How Brussels Thinks Brexit Should Work
Posted by hkarner - 25. November 2016
Source: The Wall Street Journal By SIMON NIXON
EU officials are starting to think pragmatically about an exit deal for the U.K.
Theresa May’s acknowledgment this week that the U.K. may need a transitional deal so that businesses aren’t faced with a cliff edge after Brexit was greeted with relief in British boardrooms.
This was an important moment. It has taken the Prime Minister five months to reach a conclusion that had been obvious to business groups and European Union policy experts since June 24th. Yet even now, some senior Brexit ministers still argue that a transitional deal is unnecessary, and that the entire Brexit process can be negotiated and ratified within two years. Indeed, there are influential voices in the Conservative party who question the need for any kind of exit deal at all, arguing the U.K. should simply walk away.
There is increasing concern among officials that the U.K. government is starting from a very low base of understanding of how the EU works, leading to dangerously unrealistic expectations of what might be achieved. The European Commission has just completed a week of “confessionals” with representatives of the other 27 member states—one-on-one meetings with senior advisers to understand each government’s position on Brexit. Those meetings underlined just how badly recent comments by Mrs. May and other Brexit ministers have gone down in other European capitals, helping to harden the determination of the other 27 to stay united in defence of core EU principles.
But what also emerged is a clear desire not to let the relationship with the U.K. spiral out of control, an official familiar with the talks says.

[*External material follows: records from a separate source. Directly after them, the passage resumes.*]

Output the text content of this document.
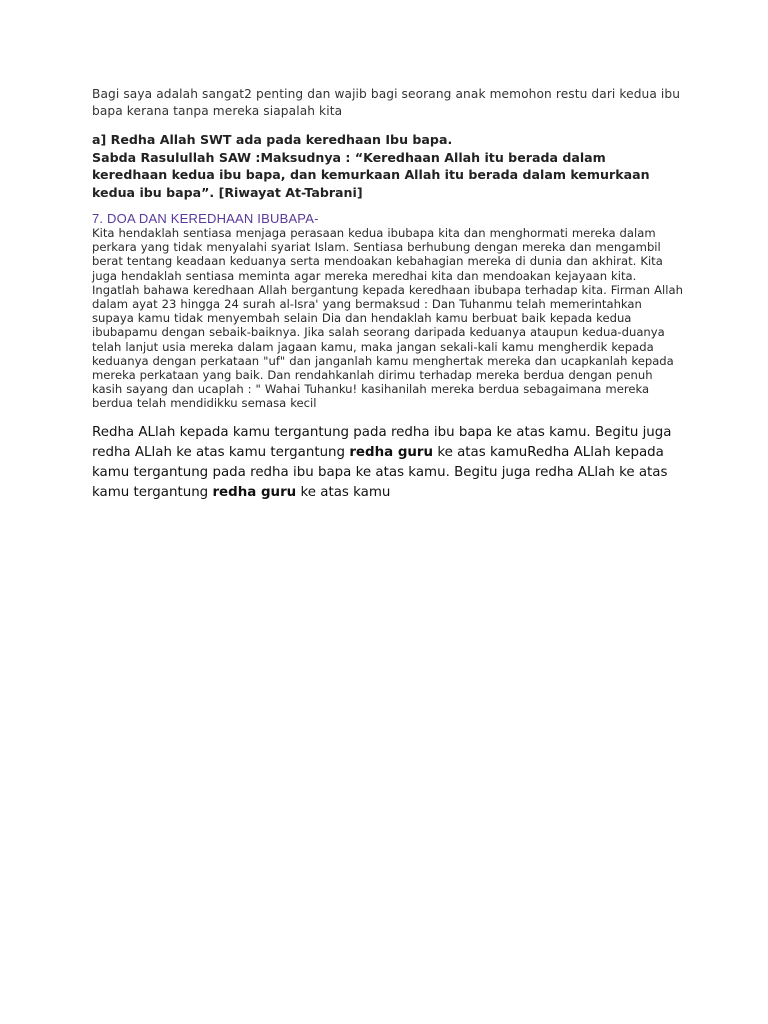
Bagi saya adalah sangat2 penting dan wajib bagi seorang anak memohon restu dari kedua ibu bapa kerana tanpa mereka siapalah kita

a] Redha Allah SWT ada pada keredhaan Ibu bapa.
Sabda Rasulullah SAW :Maksudnya : “Keredhaan Allah itu berada dalam keredhaan kedua ibu bapa, dan kemurkaan Allah itu berada dalam kemurkaan kedua ibu bapa”. [Riwayat At-Tabrani]

7. DOA DAN KEREDHAAN IBUBAPA-

Kita hendaklah sentiasa menjaga perasaan kedua ibubapa kita dan menghormati mereka dalam perkara yang tidak menyalahi syariat Islam. Sentiasa berhubung dengan mereka dan mengambil berat tentang keadaan keduanya serta mendoakan kebahagian mereka di dunia dan akhirat. Kita juga hendaklah sentiasa meminta agar mereka meredhai kita dan mendoakan kejayaan kita. Ingatlah bahawa keredhaan Allah bergantung kepada keredhaan ibubapa terhadap kita. Firman Allah dalam ayat 23 hingga 24 surah al-Isra' yang bermaksud : Dan Tuhanmu telah memerintahkan supaya kamu tidak menyembah selain Dia dan hendaklah kamu berbuat baik kepada kedua ibubapamu dengan sebaik-baiknya. Jika salah seorang daripada keduanya ataupun kedua-duanya telah lanjut usia mereka dalam jagaan kamu, maka jangan sekali-kali kamu mengherdik kepada keduanya dengan perkataan "uf" dan janganlah kamu menghertak mereka dan ucapkanlah kepada mereka perkataan yang baik. Dan rendahkanlah dirimu terhadap mereka berdua dengan penuh kasih sayang dan ucaplah : " Wahai Tuhanku! kasihanilah mereka berdua sebagaimana mereka berdua telah mendidikku semasa kecil

Redha ALlah kepada kamu tergantung pada redha ibu bapa ke atas kamu. Begitu juga redha ALlah ke atas kamu tergantung redha guru ke atas kamuRedha ALlah kepada kamu tergantung pada redha ibu bapa ke atas kamu. Begitu juga redha ALlah ke atas kamu tergantung redha guru ke atas kamu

As a result, the Commission is increasingly shifting into pragmatic, problem-solving mode. Its starting point is that an Article 50 exit deal is overwhelmingly in the interests of both sides, but particularly that of the U.K. The alternative to an orderly divorce is years of expensive, time-consuming, relationship-destroying litigation as the battle over who owes what to whom is dragged through the courts, with both economic and geopolitical consequences.

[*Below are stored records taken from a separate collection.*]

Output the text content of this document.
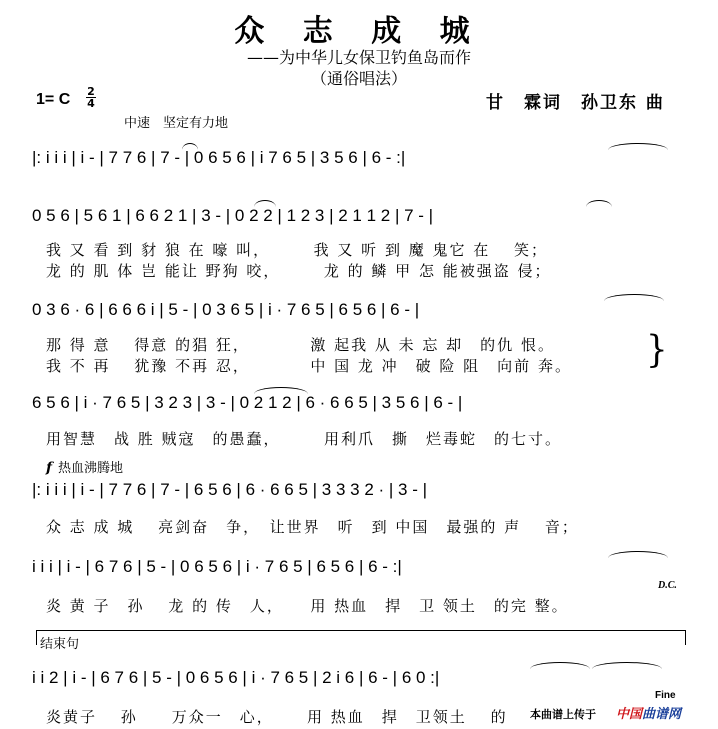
众 志 成 城
——为中华儿女保卫钓鱼岛而作
（通俗唱法）
1= C 2
4	甘　霖词　孙卫东 曲
中速　坚定有力地
|: i i i | i - | 7 7 6 | 7 - | 0 6 5 6 | i 7 6 5 | 3 5 6 | 6 - :|
0 5 6 | 5 6 1 | 6 6 2 1 | 3 - | 0 2 2 | 1 2 3 | 2 1 1 2 | 7 - |
我 又 看 到 豺 狼 在 嚎 叫，　　　我 又 听 到 魔 鬼它 在　 笑；
龙 的 肌 体 岂 能让 野狗 咬，　　　龙 的 鳞 甲 怎 能被强盗 侵；
0 3 6 · 6 | 6 6 6 i | 5 - | 0 3 6 5 | i · 7 6 5 | 6 5 6 | 6 - |
那 得 意　 得意 的猖 狂，　　　　激 起我 从 未 忘 却　的仇 恨。
我 不 再　 犹豫 不再 忍，　　　　中 国 龙 冲　破 险 阻　向前 奔。 }
6 5 6 | i · 7 6 5 | 3 2 3 | 3 - | 0 2 1 2 | 6 · 6 6 5 | 3 5 6 | 6 - |
用智慧　战 胜 贼寇　的愚蠢，　　　用利爪　撕　烂毒蛇　的七寸。
f 热血沸腾地
|: i i i | i - | 7 7 6 | 7 - | 6 5 6 | 6 · 6 6 5 | 3 3 3 2 · | 3 - |
众 志 成 城　 亮剑奋　争，　让世界　听　到 中国　最强的 声　 音；
i i i | i - | 6 7 6 | 5 - | 0 6 5 6 | i · 7 6 5 | 6 5 6 | 6 - :|
D.C.
炎 黄 子　孙　 龙 的 传　人，　　用 热血　捍　卫 领土　的完 整。
结束句
i i 2 | i - | 6 7 6 | 5 - | 0 6 5 6 | i · 7 6 5 | 2 i 6 | 6 - | 6 0 :|
Fine
炎黄子　 孙　　万众一　心，　　 用 热血　捍　卫领土　 的 本曲谱上传于 中国曲谱网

British businesses would face the hardest of Brexits as the U.K. abruptly reverted to third-party status in all aspects of its relationship with the EU, with no prospect of any free-trade deal while the two sides were locked in litigation. Some British officials fear that repudiating its EU obligations would also turn the U.K. into an international legal pariah.
But if Brussels is convinced that an Article 50 exit deal is essential to provide legal certainty and a strong basis to agree a new relationship, no one is under any illusions that the negotiations will be easy. Much will depend on what future relationship Mrs. May says she wants to seek. That doesn’t need to be spelled out in great detail when she sends her formal Article 50 notification; indeed, the letter should be kept short, says one senior official: “If it contains a list of 20 demands, we would probably end up rejecting 19 of them straight away.” But clearly, the closer the ties the U.K. wants to keep with the EU, the easier—and less costly—the Article 50 exit terms will be.
In Brussels, the assumption is that the U.K. will seek a comprehensive free-trade deal or Association Agreement. Past experience suggests that these deep deals can take several years to negotiate and would require ratification in 38 European parliaments and regional assemblies, in which case a transitional deal would certainly be necessary.
There are two ways this might be achieved. One is that the new relationship is negotiated in parallel with Article 50. In this case, the U.K. would remain part of the EU until the end of the process and so would not regain sovereignty in 2019 but would continue to be subject to EU rules on free movement of people and remain under the jurisdiction of the European Court of Justice.
The alternative is that Article 50 and the future relationship are negotiated sequentially. In this case, Commission lawyers have indicated that it would be possible for European leaders to come to an informal agreement to preserve current trading arrangements, providing neither side puts up new trade barriers for up to three years. This assumes that Mrs. May will have delivered on her pledge to introduce a so-called Great Repeal Bill, incorporating EU law into U.K. law in order to retain legal equivalence.
In this scenario, the U.K. would no longer be subject to the jurisdiction of the ECJ. The sanction for non-compliance would be the collapse of the process and the introduction of trade barriers.
Of course, this option would hinge on Mrs. May’s being able to convince the EU that she has full control over her party and Parliament. As things stand, her credibility is damaged in Brussels after she assured Commission President Jean Claude Juncker that Parliament would have no say in the Brexit process only to have to call him days later when the High Court ruled otherwise. Brussels officials are also concerned that the U.K. is due to have a general election in 2020, likely in the middle of any negotiations over any future trade deal.
One solution might be for Mrs. May to call an election after a securing a quick Article 50 deal in 2018, thereby arming herself with a strong mandate to negotiate the future relationship. True, that may be asking far more politically of Mrs. May than she is currently willing to contemplate—but the onus will be on her to come up with a better plan.